Here's what happened: We took the car to the garage and had the transmission range sensor replaced. It was 136.00 or so for the part plus labor. (Thanks, Canuck623-the garage was surprised when I told them it'd take them .6 of an hour to do it, and it definitely saved us some money. Their computer was preset to charge us for 4 hours!)
Anyway, so for a week, there were no engine codes. No issues, except it ran very roughly, just like it did before I replaced the engine mount. (I'll have to check that) The mechanic said that the car needed an alternator soon. But the tests that I did at home shows it's fine.
And today, all lights came on flashing and everything. *sigh* Could there be anything else wrong causing the original codes mentioned above to appear? Like a computer problem or whatever? I'll be taking it to Advance auto tomorrow for codes to be read.

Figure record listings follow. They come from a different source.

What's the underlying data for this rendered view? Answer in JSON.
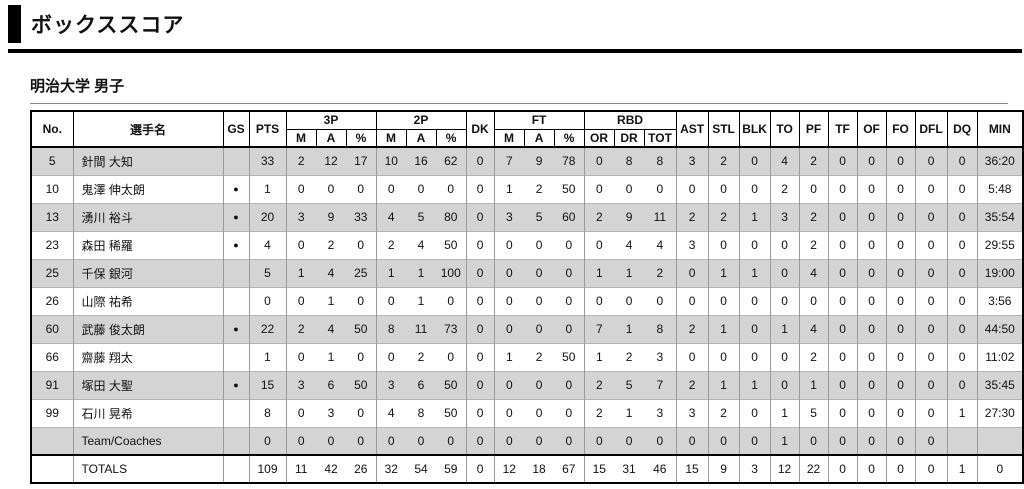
{
  "page": {
    "title": "ボックススコア",
    "team_heading": "明治大学 男子"
  },
  "colors": {
    "alt_row": "#d4d4d4",
    "border_dark": "#000000",
    "border_light": "#9a9a9a"
  },
  "table": {
    "headers": {
      "no": "No.",
      "player": "選手名",
      "gs": "GS",
      "pts": "PTS",
      "three_p": "3P",
      "two_p": "2P",
      "dk": "DK",
      "ft": "FT",
      "rbd": "RBD",
      "m": "M",
      "a": "A",
      "pct": "%",
      "or": "OR",
      "dr": "DR",
      "tot": "TOT",
      "ast": "AST",
      "stl": "STL",
      "blk": "BLK",
      "to": "TO",
      "pf": "PF",
      "tf": "TF",
      "of": "OF",
      "fo": "FO",
      "dfl": "DFL",
      "dq": "DQ",
      "min": "MIN"
    },
    "starter_mark": "●",
    "rows": [
      {
        "kind": "player",
        "no": "5",
        "name": "針間 大知",
        "gs": "",
        "cells": [
          "33",
          "2",
          "12",
          "17",
          "10",
          "16",
          "62",
          "0",
          "7",
          "9",
          "78",
          "0",
          "8",
          "8",
          "3",
          "2",
          "0",
          "4",
          "2",
          "0",
          "0",
          "0",
          "0",
          "0",
          "36:20"
        ]
      },
      {
        "kind": "player",
        "no": "10",
        "name": "鬼澤 伸太朗",
        "gs": "●",
        "cells": [
          "1",
          "0",
          "0",
          "0",
          "0",
          "0",
          "0",
          "0",
          "1",
          "2",
          "50",
          "0",
          "0",
          "0",
          "0",
          "0",
          "0",
          "2",
          "0",
          "0",
          "0",
          "0",
          "0",
          "0",
          "5:48"
        ]
      },
      {
        "kind": "player",
        "no": "13",
        "name": "湧川 裕斗",
        "gs": "●",
        "cells": [
          "20",
          "3",
          "9",
          "33",
          "4",
          "5",
          "80",
          "0",
          "3",
          "5",
          "60",
          "2",
          "9",
          "11",
          "2",
          "2",
          "1",
          "3",
          "2",
          "0",
          "0",
          "0",
          "0",
          "0",
          "35:54"
        ]
      },
      {
        "kind": "player",
        "no": "23",
        "name": "森田 稀羅",
        "gs": "●",
        "cells": [
          "4",
          "0",
          "2",
          "0",
          "2",
          "4",
          "50",
          "0",
          "0",
          "0",
          "0",
          "0",
          "4",
          "4",
          "3",
          "0",
          "0",
          "0",
          "2",
          "0",
          "0",
          "0",
          "0",
          "0",
          "29:55"
        ]
      },
      {
        "kind": "player",
        "no": "25",
        "name": "千保 銀河",
        "gs": "",
        "cells": [
          "5",
          "1",
          "4",
          "25",
          "1",
          "1",
          "100",
          "0",
          "0",
          "0",
          "0",
          "1",
          "1",
          "2",
          "0",
          "1",
          "1",
          "0",
          "4",
          "0",
          "0",
          "0",
          "0",
          "0",
          "19:00"
        ]
      },
      {
        "kind": "player",
        "no": "26",
        "name": "山際 祐希",
        "gs": "",
        "cells": [
          "0",
          "0",
          "1",
          "0",
          "0",
          "1",
          "0",
          "0",
          "0",
          "0",
          "0",
          "0",
          "0",
          "0",
          "0",
          "0",
          "0",
          "0",
          "0",
          "0",
          "0",
          "0",
          "0",
          "0",
          "3:56"
        ]
      },
      {
        "kind": "player",
        "no": "60",
        "name": "武藤 俊太朗",
        "gs": "●",
        "cells": [
          "22",
          "2",
          "4",
          "50",
          "8",
          "11",
          "73",
          "0",
          "0",
          "0",
          "0",
          "7",
          "1",
          "8",
          "2",
          "1",
          "0",
          "1",
          "4",
          "0",
          "0",
          "0",
          "0",
          "0",
          "44:50"
        ]
      },
      {
        "kind": "player",
        "no": "66",
        "name": "齋藤 翔太",
        "gs": "",
        "cells": [
          "1",
          "0",
          "1",
          "0",
          "0",
          "2",
          "0",
          "0",
          "1",
          "2",
          "50",
          "1",
          "2",
          "3",
          "0",
          "0",
          "0",
          "0",
          "2",
          "0",
          "0",
          "0",
          "0",
          "0",
          "11:02"
        ]
      },
      {
        "kind": "player",
        "no": "91",
        "name": "塚田 大聖",
        "gs": "●",
        "cells": [
          "15",
          "3",
          "6",
          "50",
          "3",
          "6",
          "50",
          "0",
          "0",
          "0",
          "0",
          "2",
          "5",
          "7",
          "2",
          "1",
          "1",
          "0",
          "1",
          "0",
          "0",
          "0",
          "0",
          "0",
          "35:45"
        ]
      },
      {
        "kind": "player",
        "no": "99",
        "name": "石川 晃希",
        "gs": "",
        "cells": [
          "8",
          "0",
          "3",
          "0",
          "4",
          "8",
          "50",
          "0",
          "0",
          "0",
          "0",
          "2",
          "1",
          "3",
          "3",
          "2",
          "0",
          "1",
          "5",
          "0",
          "0",
          "0",
          "0",
          "1",
          "27:30"
        ]
      },
      {
        "kind": "team",
        "no": "",
        "name": "Team/Coaches",
        "gs": "",
        "cells": [
          "0",
          "0",
          "0",
          "0",
          "0",
          "0",
          "0",
          "0",
          "0",
          "0",
          "0",
          "0",
          "0",
          "0",
          "0",
          "0",
          "0",
          "1",
          "0",
          "0",
          "0",
          "0",
          "0",
          "",
          ""
        ]
      },
      {
        "kind": "totals",
        "no": "",
        "name": "TOTALS",
        "gs": "",
        "cells": [
          "109",
          "11",
          "42",
          "26",
          "32",
          "54",
          "59",
          "0",
          "12",
          "18",
          "67",
          "15",
          "31",
          "46",
          "15",
          "9",
          "3",
          "12",
          "22",
          "0",
          "0",
          "0",
          "0",
          "1",
          "0"
        ]
      }
    ]
  }
}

4 hours!!!!!! WTF???? They should be reported for overcharging. In my wildest dreams I couldn't charge that much.
Lets see what the codes are before we make any guesses.
__________________
04 Explorer Sport Trac
05 Ford Focus
05 Cashmire Thunderbird
65 F100 Short Box
08 Honda Goldwing
Ford Master with 40 years experience.
I know, I know.. Not only that, I noticed some caps missing from the car. The cap covering the A/C valves, the cap covering the radiator air release valve, and some other little knicknacks are missing. Never going to take the car to that shop again.
I did the engine mount test, and wow. The engine mount has been destroyed again. I replaced the danged thing 3 months ago, and now it's broken again. *sigh* That takes care of the loud vibration situation.
As for the engine lights thing, we are going to Advance Auto in a few minutes. Will report back codes.